You should not have to mass deploy.
"This morning, as of 8 a.m., the update is available for download, and starting later today it will be automatically installed on all systems running the latest version (10.13.1) of macOS High Sierra. "
I installed beta 5 yesterday evening and the root bypass didn’t seem to work on that. Really quick.
So the fix changes the password (puts one in) and disables root. Okay. how did 13.x ship with that flaw?
Please do tell ...... seriously.... realised you were a photographer , though did not know you moonlighted in developwment . I've been in software development for 17 years, please explain to me how reaction to this is knee-jerk? And while you are there, what priority of bug is this ?
Clearly apple are fools, cause thier reaction was knee-jerk and a patch is out already....
I'm so intrigued ....
That particular response was knee-jerk in nature.
So all of software you have developed/tested over your 17 years, at the scope similar to a major operating system, was delivered 100% bug-free? Tell me more...
With respect to my photography and engineering background, you may not know some people have had multiple careers.
currently running MacOS 10.13.2 beta 4 public
now eagerly awaiting security patch
I tried this and was able after a couple of attempts to gain access to login options for example - though not sure how a third party would access this unless i handed over my laptop whist logged in and screen active.
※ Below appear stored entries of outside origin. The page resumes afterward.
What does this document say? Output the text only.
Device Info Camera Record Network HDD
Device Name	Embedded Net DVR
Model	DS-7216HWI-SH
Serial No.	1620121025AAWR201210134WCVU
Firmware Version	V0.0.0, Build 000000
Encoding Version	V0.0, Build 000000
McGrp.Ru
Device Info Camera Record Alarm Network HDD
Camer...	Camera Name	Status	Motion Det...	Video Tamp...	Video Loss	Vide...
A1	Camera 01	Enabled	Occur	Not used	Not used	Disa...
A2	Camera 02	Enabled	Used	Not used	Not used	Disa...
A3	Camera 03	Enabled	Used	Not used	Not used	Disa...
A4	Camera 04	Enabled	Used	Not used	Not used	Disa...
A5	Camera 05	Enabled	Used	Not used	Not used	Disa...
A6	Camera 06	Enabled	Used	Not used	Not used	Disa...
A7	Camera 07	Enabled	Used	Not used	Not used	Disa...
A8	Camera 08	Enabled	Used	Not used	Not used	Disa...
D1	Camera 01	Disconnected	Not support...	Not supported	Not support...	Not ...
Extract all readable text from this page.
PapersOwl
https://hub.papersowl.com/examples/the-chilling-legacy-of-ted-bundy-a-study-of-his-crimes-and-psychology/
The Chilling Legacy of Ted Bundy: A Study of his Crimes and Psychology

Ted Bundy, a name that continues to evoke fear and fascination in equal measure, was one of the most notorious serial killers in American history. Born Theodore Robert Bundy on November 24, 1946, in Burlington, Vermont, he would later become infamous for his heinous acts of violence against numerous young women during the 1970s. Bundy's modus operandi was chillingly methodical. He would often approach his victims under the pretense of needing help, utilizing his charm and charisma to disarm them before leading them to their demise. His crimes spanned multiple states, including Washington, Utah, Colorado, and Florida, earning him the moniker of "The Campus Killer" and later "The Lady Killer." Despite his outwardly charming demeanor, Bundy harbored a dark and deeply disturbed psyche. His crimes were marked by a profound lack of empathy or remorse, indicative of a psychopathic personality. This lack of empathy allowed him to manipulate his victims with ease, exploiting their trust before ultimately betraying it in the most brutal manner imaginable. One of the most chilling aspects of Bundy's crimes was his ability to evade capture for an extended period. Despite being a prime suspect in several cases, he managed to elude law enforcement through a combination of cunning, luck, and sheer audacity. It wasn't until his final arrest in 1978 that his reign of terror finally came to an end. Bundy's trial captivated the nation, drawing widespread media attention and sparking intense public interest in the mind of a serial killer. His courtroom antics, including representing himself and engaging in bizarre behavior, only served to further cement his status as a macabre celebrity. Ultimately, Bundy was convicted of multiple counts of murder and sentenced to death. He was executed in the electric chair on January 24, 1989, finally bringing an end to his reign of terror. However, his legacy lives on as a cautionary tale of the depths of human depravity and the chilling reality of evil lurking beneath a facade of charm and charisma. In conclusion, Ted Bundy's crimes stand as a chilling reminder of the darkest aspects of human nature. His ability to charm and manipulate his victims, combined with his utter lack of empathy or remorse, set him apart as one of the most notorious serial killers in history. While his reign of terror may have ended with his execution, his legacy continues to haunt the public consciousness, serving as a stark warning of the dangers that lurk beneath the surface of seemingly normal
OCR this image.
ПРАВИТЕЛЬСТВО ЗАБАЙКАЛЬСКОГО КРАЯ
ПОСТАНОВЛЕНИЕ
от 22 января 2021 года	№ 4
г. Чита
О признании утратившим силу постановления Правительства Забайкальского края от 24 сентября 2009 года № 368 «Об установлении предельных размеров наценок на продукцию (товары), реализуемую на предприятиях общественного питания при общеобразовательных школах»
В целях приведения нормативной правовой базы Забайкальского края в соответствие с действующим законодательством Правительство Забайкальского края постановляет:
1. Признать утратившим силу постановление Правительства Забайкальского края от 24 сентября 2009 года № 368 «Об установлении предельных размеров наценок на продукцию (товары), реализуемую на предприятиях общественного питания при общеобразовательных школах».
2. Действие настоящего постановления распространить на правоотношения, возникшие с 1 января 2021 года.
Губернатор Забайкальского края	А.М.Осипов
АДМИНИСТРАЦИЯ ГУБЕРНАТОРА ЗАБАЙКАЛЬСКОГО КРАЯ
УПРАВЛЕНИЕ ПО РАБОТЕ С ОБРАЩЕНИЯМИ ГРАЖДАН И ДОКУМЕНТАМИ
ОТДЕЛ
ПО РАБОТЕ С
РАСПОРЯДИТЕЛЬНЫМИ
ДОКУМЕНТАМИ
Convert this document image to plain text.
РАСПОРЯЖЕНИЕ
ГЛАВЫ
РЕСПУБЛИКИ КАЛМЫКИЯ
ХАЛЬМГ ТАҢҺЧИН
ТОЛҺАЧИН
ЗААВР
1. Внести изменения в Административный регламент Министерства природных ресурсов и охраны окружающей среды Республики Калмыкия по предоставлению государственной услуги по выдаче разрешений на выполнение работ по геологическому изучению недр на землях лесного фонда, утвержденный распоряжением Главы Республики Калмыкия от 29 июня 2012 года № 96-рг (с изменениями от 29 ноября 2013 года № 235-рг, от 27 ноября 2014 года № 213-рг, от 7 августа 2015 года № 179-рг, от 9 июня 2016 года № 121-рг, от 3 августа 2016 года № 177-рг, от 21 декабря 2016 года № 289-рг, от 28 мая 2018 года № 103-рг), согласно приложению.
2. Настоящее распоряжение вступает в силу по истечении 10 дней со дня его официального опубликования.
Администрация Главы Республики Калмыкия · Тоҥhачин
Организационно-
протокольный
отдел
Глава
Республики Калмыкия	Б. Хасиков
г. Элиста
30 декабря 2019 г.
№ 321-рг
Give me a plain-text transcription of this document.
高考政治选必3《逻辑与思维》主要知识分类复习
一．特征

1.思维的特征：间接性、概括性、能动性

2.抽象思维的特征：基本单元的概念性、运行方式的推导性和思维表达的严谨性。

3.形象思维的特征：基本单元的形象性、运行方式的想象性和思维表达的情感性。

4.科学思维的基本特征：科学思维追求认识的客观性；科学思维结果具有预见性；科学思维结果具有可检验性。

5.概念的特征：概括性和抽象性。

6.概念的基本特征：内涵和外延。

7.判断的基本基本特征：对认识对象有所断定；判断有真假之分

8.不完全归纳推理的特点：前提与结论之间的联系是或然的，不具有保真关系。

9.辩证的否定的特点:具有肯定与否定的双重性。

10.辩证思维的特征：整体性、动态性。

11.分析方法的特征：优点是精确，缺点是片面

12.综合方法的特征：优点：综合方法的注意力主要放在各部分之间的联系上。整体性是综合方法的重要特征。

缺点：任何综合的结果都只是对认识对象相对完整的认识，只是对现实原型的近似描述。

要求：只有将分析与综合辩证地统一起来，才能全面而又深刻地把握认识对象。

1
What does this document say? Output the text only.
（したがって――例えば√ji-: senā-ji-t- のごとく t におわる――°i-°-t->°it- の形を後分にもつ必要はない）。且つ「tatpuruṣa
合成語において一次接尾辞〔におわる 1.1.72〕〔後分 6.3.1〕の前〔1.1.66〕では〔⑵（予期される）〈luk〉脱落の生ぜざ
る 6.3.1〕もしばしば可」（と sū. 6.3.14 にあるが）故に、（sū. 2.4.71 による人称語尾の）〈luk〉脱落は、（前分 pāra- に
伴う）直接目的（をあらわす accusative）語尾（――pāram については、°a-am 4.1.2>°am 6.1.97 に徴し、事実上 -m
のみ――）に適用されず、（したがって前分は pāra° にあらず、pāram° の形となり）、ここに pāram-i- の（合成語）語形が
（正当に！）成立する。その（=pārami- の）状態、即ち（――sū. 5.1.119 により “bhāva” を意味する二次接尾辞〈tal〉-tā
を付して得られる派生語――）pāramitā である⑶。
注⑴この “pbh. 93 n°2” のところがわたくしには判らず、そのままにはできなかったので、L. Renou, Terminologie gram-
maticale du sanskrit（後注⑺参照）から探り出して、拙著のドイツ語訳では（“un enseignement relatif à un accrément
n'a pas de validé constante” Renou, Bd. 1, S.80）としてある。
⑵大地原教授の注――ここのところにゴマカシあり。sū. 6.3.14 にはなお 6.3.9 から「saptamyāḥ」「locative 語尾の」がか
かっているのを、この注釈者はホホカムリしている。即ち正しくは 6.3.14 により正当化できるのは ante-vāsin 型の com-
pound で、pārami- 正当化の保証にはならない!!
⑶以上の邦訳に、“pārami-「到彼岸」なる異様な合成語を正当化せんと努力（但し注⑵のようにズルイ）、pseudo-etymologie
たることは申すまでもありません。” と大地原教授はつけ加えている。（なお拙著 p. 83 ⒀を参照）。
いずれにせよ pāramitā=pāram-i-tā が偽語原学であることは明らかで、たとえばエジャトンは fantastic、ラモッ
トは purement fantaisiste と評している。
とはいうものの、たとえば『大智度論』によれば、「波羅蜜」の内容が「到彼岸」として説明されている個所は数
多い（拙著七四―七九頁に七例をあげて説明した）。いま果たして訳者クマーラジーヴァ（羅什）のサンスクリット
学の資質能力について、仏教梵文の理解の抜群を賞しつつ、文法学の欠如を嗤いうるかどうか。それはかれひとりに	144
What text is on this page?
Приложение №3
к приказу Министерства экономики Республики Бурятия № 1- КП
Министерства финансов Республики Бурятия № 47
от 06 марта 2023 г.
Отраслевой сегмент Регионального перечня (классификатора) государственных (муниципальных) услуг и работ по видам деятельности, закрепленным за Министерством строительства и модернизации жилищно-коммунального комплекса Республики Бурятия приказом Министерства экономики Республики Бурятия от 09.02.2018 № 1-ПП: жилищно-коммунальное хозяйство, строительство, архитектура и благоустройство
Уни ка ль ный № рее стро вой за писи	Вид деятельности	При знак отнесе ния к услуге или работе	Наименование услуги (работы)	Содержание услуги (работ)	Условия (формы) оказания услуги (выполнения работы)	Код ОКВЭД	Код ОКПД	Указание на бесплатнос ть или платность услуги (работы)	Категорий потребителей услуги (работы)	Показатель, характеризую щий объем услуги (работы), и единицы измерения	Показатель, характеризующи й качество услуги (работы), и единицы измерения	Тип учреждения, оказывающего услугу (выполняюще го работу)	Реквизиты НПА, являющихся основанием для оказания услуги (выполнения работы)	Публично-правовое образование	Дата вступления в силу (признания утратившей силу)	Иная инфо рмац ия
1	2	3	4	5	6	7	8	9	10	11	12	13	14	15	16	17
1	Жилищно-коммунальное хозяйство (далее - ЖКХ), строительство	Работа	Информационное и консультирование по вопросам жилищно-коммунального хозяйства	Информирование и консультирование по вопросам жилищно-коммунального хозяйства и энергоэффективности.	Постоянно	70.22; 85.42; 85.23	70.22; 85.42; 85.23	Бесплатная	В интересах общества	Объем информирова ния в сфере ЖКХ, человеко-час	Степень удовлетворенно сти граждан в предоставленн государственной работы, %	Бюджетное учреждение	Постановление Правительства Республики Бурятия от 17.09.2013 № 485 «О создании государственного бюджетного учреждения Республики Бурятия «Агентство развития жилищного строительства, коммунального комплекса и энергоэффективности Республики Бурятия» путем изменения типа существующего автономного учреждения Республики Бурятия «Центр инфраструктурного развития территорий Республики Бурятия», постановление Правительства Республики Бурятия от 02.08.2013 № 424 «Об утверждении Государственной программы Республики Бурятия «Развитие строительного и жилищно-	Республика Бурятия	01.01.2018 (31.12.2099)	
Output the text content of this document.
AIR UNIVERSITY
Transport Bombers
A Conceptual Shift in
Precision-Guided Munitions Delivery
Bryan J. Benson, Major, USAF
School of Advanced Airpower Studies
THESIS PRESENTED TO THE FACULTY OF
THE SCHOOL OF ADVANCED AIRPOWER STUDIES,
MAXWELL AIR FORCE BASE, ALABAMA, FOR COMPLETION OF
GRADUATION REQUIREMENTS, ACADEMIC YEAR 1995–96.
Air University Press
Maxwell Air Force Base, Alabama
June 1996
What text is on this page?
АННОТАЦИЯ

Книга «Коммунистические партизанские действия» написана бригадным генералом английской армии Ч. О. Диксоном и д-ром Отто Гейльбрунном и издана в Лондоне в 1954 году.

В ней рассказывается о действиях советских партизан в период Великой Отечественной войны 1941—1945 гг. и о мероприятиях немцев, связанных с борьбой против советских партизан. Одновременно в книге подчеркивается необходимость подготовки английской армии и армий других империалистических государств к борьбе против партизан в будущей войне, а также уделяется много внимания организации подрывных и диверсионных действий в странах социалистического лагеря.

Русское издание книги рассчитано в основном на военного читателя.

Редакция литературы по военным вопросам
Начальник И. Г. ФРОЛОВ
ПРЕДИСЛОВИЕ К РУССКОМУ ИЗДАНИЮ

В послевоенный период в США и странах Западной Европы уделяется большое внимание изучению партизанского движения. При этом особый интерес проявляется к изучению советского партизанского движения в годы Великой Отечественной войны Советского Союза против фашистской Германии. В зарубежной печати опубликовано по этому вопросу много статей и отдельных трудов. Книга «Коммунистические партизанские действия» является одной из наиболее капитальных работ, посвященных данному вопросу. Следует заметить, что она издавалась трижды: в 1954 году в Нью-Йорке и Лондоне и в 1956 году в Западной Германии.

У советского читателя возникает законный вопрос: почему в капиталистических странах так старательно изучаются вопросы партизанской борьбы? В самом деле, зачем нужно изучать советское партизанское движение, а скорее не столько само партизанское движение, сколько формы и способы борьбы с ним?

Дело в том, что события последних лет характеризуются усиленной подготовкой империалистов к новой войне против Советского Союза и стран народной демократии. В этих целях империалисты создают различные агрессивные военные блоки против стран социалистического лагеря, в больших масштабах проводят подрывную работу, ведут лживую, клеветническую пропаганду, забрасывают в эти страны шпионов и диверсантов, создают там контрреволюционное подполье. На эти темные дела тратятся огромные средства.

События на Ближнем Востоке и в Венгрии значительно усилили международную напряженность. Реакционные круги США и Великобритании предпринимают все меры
That said, this is a surprise!
I wonder why it takes a few tries to succeed with ID root and a blank password? It hasn't worked first time in the few attempts I've made just now.
now eagerly awaiting security patch
I tried this and was able after a couple of attempts to gain access to login options for example - though not sure how a third party would access this unless i handed over my laptop whist logged in and screen active.
That said, this is a surprise!
I wonder why it takes a few tries to succeed with ID root and a blank password? It hasn't worked first time in the few attempts I've made just now.
Good. May this be a wake up call for the need to reinstate a Mac OS software team and that exploits like this do not slip through the cracks again. Last Fall, hardware. This Fall, software.